No entanto, a atitude que se seguiu decepcionou quem se revoltou com os gritos ofensivos. "O segurança chegou e apenas o mudou de lugar. Não ficamos satisfeitos e fizemos questão de chamar a polícia. Quando a PM chegou, informou que era necessária a participação da Fabiana para abertura do boletim de injúria racial. Fizeram um boletim afirmando que trocamos insultos, mas isso não aconteceu. Apenas pedimos a ele, durante o jogo, que se calasse. Todos os xingamentos partiram deste senhor", comenta. Um coro de racista foi 'puxado' antes da saída do torcedor que xingava Fabiana.

Segundo o biólogo, por exclusão, uma vez que as testemunhas eram ele, uma garota chamada Ludmila (Ludmila Duarte Elias) e um senhor de idade, provavelmente Laércio da Silva, o responsável pelos xingamentos seria Jéferson Gonçalves de Oliveira, de 43 anos.  "Quando a PM chegou, nem olhamos mais na cara dele. A PM perguntou a se a gente aceitava o pedido de desculpas e dissemos que não. Se dependesse do pessoal do Minas, este cara ia, somente, ser trocado de lugar", relata.

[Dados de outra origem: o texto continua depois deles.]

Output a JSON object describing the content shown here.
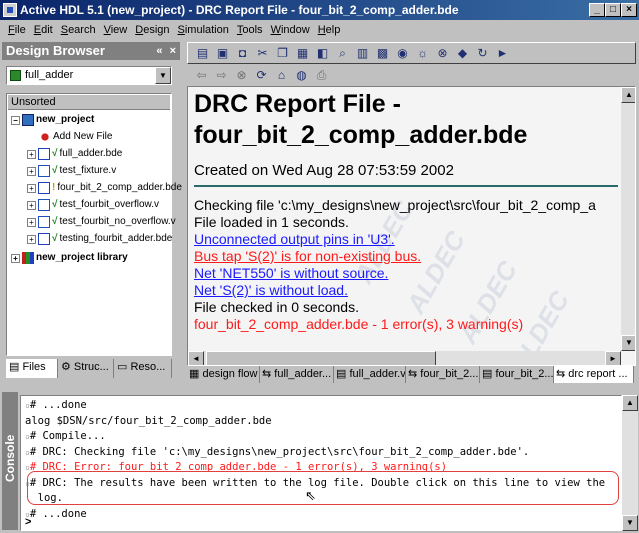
{
  "window": {
    "title": "Active HDL 5.1 (new_project) - DRC Report File - four_bit_2_comp_adder.bde",
    "controls": [
      "_",
      "□",
      "×"
    ]
  },
  "menu": [
    "File",
    "Edit",
    "Search",
    "View",
    "Design",
    "Simulation",
    "Tools",
    "Window",
    "Help"
  ],
  "left_panel": {
    "title": "Design Browser",
    "header_buttons": "« ×",
    "design_select": "full_adder",
    "tree_header": "Unsorted",
    "tree": [
      {
        "label": "new_project",
        "bold": true
      },
      {
        "label": "Add New File"
      },
      {
        "label": "full_adder.bde"
      },
      {
        "label": "test_fixture.v"
      },
      {
        "label": "four_bit_2_comp_adder.bde"
      },
      {
        "label": "test_fourbit_overflow.v"
      },
      {
        "label": "test_fourbit_no_overflow.v"
      },
      {
        "label": "testing_fourbit_adder.bde"
      },
      {
        "label": "new_project library",
        "bold": true
      }
    ],
    "tabs": [
      "Files",
      "Struc...",
      "Reso..."
    ]
  },
  "report": {
    "title": "DRC Report File - four_bit_2_comp_adder.bde",
    "created": "Created on Wed Aug 28 07:53:59 2002",
    "lines": [
      {
        "text": "Checking file 'c:\\my_designs\\new_project\\src\\four_bit_2_comp_a",
        "style": "normal"
      },
      {
        "text": "File loaded in 1 seconds.",
        "style": "normal"
      },
      {
        "text": "Unconnected output pins in 'U3'.",
        "style": "blue"
      },
      {
        "text": "Bus tap 'S(2)' is for non-existing bus.",
        "style": "redu"
      },
      {
        "text": "Net 'NET550' is without source.",
        "style": "blue"
      },
      {
        "text": "Net 'S(2)' is without load.",
        "style": "blue"
      },
      {
        "text": "File checked in 0 seconds.",
        "style": "normal"
      },
      {
        "text": "four_bit_2_comp_adder.bde - 1 error(s), 3 warning(s)",
        "style": "red"
      }
    ]
  },
  "doc_tabs": [
    "design flow",
    "full_adder...",
    "full_adder.v",
    "four_bit_2...",
    "four_bit_2...",
    "drc report ..."
  ],
  "console": {
    "side_label": "Console",
    "lines": [
      {
        "text": "# ...done",
        "style": "normal"
      },
      {
        "text": "alog $DSN/src/four_bit_2_comp_adder.bde",
        "style": "cmd"
      },
      {
        "text": "# Compile...",
        "style": "normal"
      },
      {
        "text": "# DRC: Checking file 'c:\\my_designs\\new_project\\src\\four_bit_2_comp_adder.bde'.",
        "style": "normal"
      },
      {
        "text": "# DRC: Error: four bit 2 comp adder.bde - 1 error(s), 3 warning(s)",
        "style": "red"
      },
      {
        "text": "# DRC: The results have been written to the log file. Double click on this line to view the",
        "style": "normal"
      },
      {
        "text": "  log.",
        "style": "cont"
      },
      {
        "text": "# ...done",
        "style": "normal"
      }
    ],
    "prompt": ">"
  },
  "colors": {
    "title_bar": "#0a246a",
    "link_blue": "#1a1aff",
    "error_red": "#ff1a1a",
    "highlight": "#e04040"
  }
}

No boletim, não consta quem é o responsável, deixando no ar que qualquer um dos citados poderia ser o agressor. Depois de retornar para as arquibancadas somente no final do jogo, Atenágoras espera que Fabiana vá fundo na tentativa de incriminar o responsável.

"A decisão é dela, mas o que aconteceu foi um crime. Acho que ela deveria ir adiante, senão esse tipo de coisa continuará sendo propagada", sugere.